Rapperin aus Berlin: Zeitalter des Wa22ermanns
Die Rapperin Wa22ermann ist neu im Geschäft und liefert den Soundtrack fürs gegenwärtige Kreuzberg. Freitag tritt sie beim Festival Pop-Kultur auf.
Berlin bleibt nicht gleich Berlin. Wo in den Nullerjahren nach einer durchzechten Nacht noch von „Schwarz zu Blau“ gesungen wurde, heißt es heute „Blaurot“. Wenn damals Künstler wie Peter Fox für sich reklamierten, Lokalkolorit mit Berliner Schnauze zu erzeugen, schafft das jetzt die junge Rapperin Wa22ermann und es klingt glaubwürdig.
Mit nur wenig veröffentlichten Songs liefert die Newcomerin einen Soundtrack für den eigenen Kiez: Wa22ermanns Kreuzberg ist mindestens so dreckig, wie das von Peter Fox, aber noch fertiger. „Straßengestank, begleitet von Rauch / Junkies sind links, heißt ich lauf geradeaus“. Gemeinsam mit dem Rapper Apsilon erzählt sie von einer Nacht irgendwo zwischen den Bezirken Moabit und Kreuzberg: „Schlaflos, ich lauf los / Gleit durch die Nacht/ Sie ist blaurot, 3-6, gleich hell, blaurot“.
Wa22ermann: 1. September, Festival „Pop-Kultur“, Kulturbrauerei Berlin
Kreuzberg ist das Zuhause von Wa22ermann. Hier ist sie aufgewachsen, nachdem sie 2008 als Neunjährige aus Pakistan nach Berlin gekommen ist. In der Nähe vom Checkpoint Charlie und dem taz-Redaktionsgebäude ist sie zur Schule gegangen. „Ich hatte einen schweren Kulturschock, von einer Schule mit Schuluniformen und strengen Regeln in Pakistan, zu einer Schule, in der sich jeden Tag irgendjemand geprügelt hat und die Lehrer überfordert waren“, erzählt sie der taz. Doch sie passt sich an und zieht ihr Ding durch.
Heute wirkt sie abgeklärt und cool und so beschreibt die 24-Jährige auch ihr Aufwachsen in der Hauptstadt. Diese Haltung findet sich in ihrer Musik wieder.
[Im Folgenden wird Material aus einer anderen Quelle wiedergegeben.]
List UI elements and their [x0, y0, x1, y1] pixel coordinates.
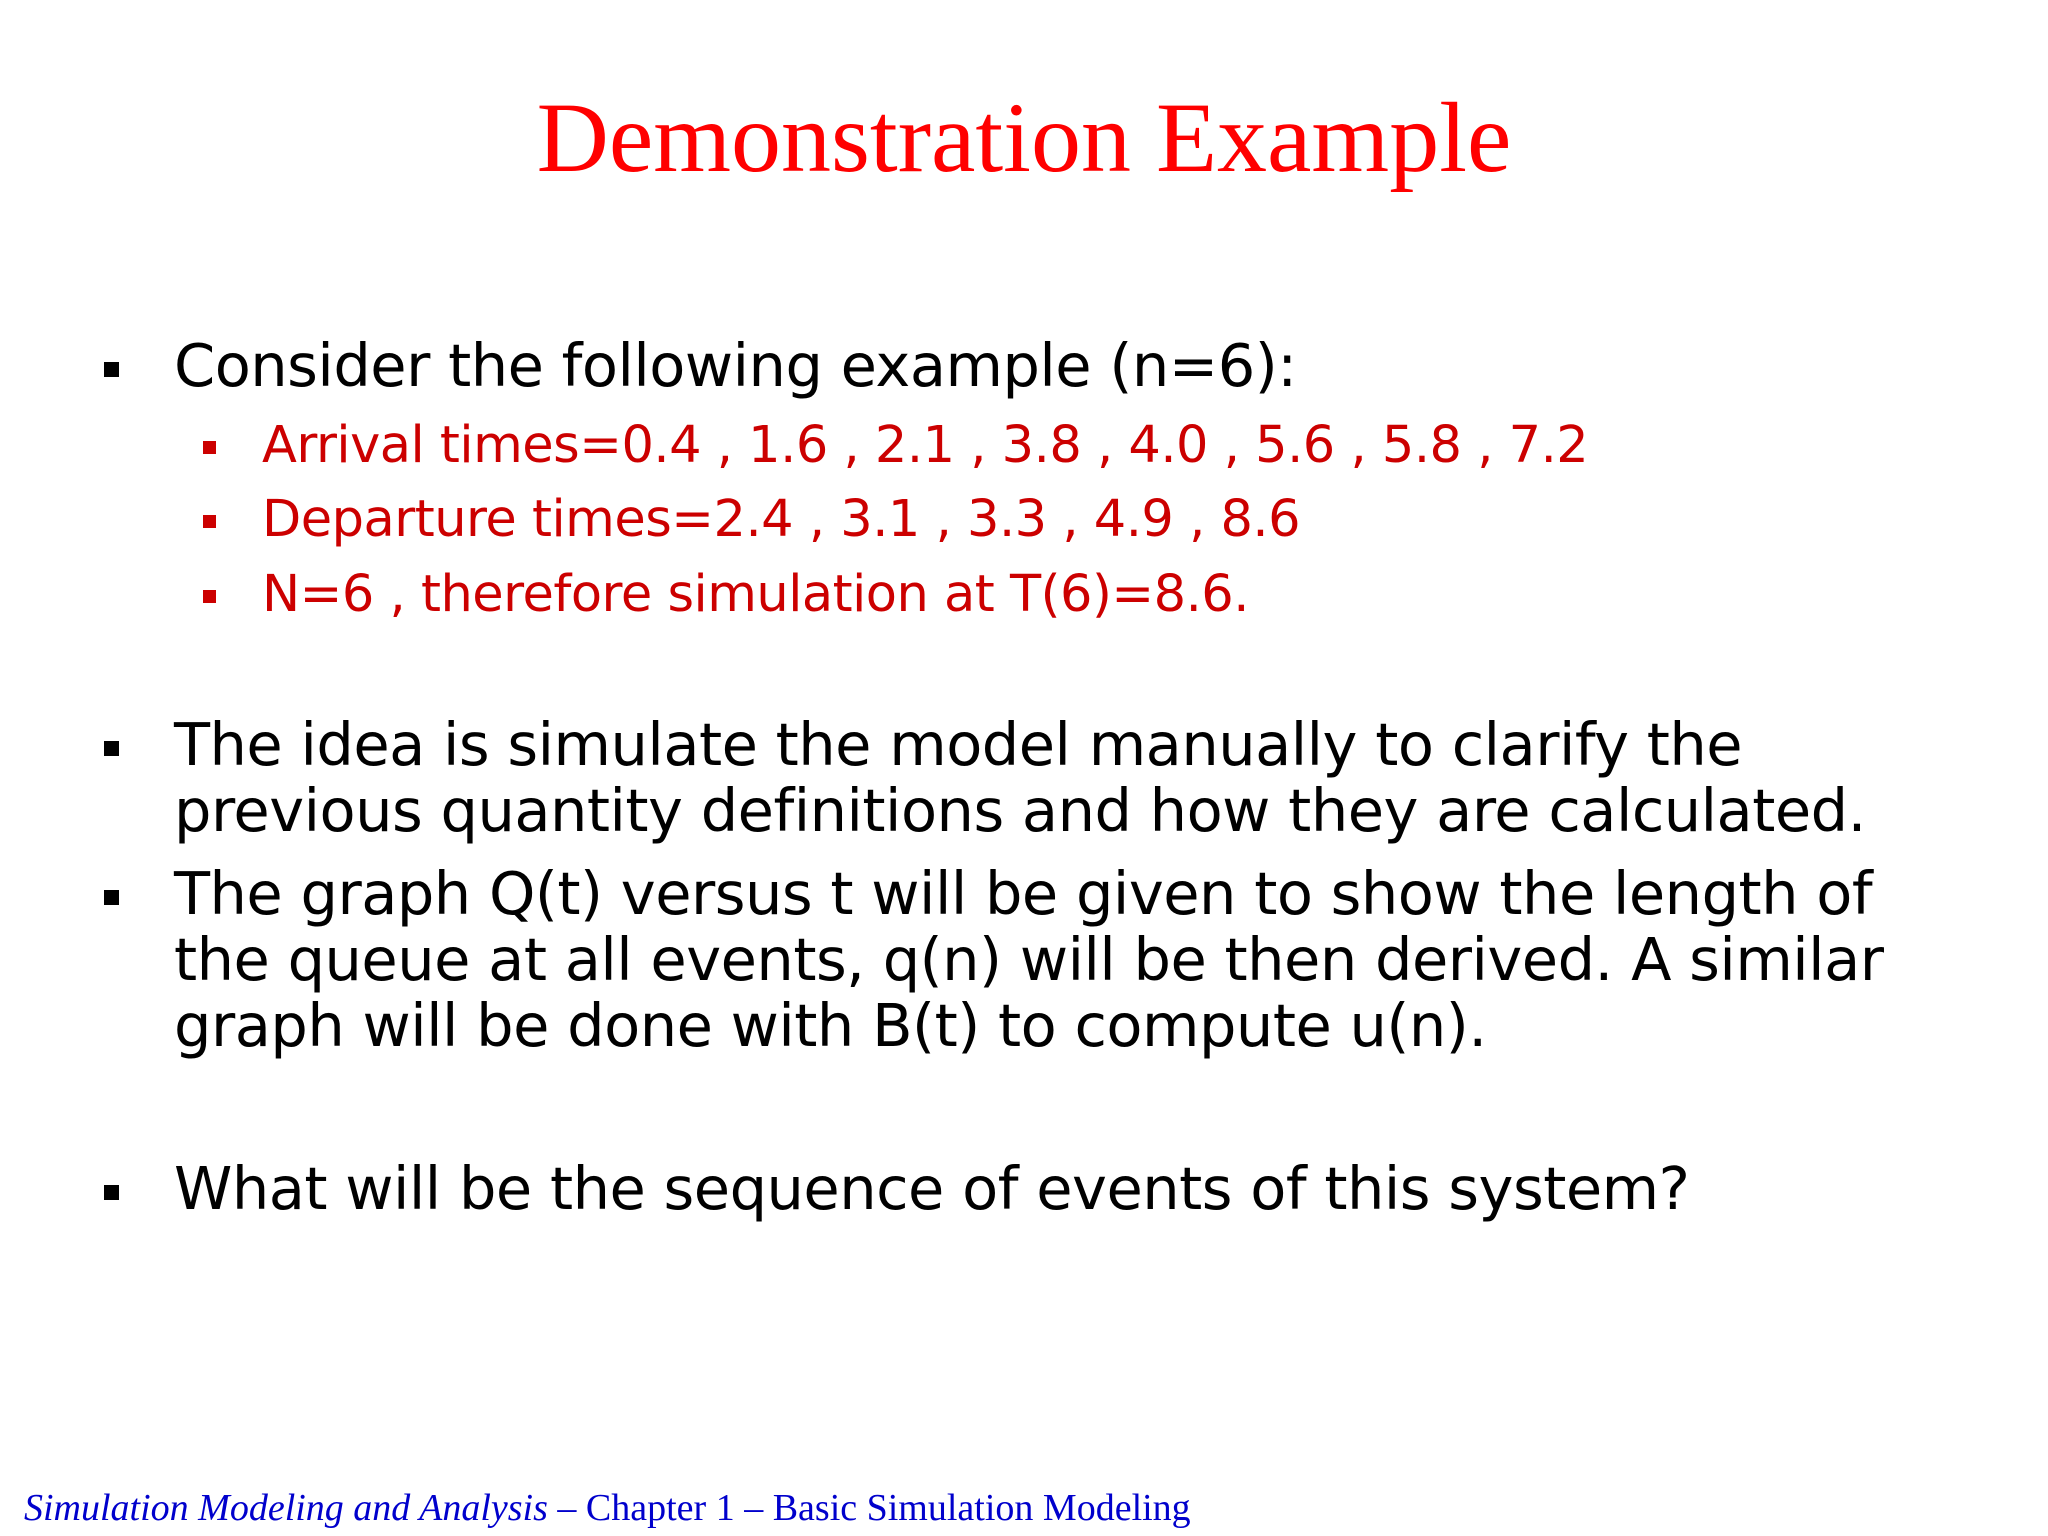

Mit der rhetorischen, fast sloganhaften Frage „Was denn?“ zwingt sie zu Beginn fast aller ihrer Songs die Zuhörer*innen zu einer Reaktion.
Hype kann jederzeit vorbei gehen
Doch neben der herausfordernden Coolness kommt im Gespräch mit ihr auch tiefe Dankbarkeit zum Vorschein für das, was sie nun als Raptalent erleben darf. Wa22ermann weiß sehr wohl, dass der Hype um sie jederzeit vorbei sein kann. „Was heute geil läuft, kann morgen schon wieder scheiße ankommen“, sagt sie.
Doch im Moment läuft es bei Wa22ermann, man kann es gar nicht anders sagen. Nun erzählt sie, wie ihr Fans im Supermarkt Hallo sagen. Im Sommer 2022 steht sie zum ersten Mal auf der Bühne, in dieser Festivalsaison spielt sie über 20 Shows.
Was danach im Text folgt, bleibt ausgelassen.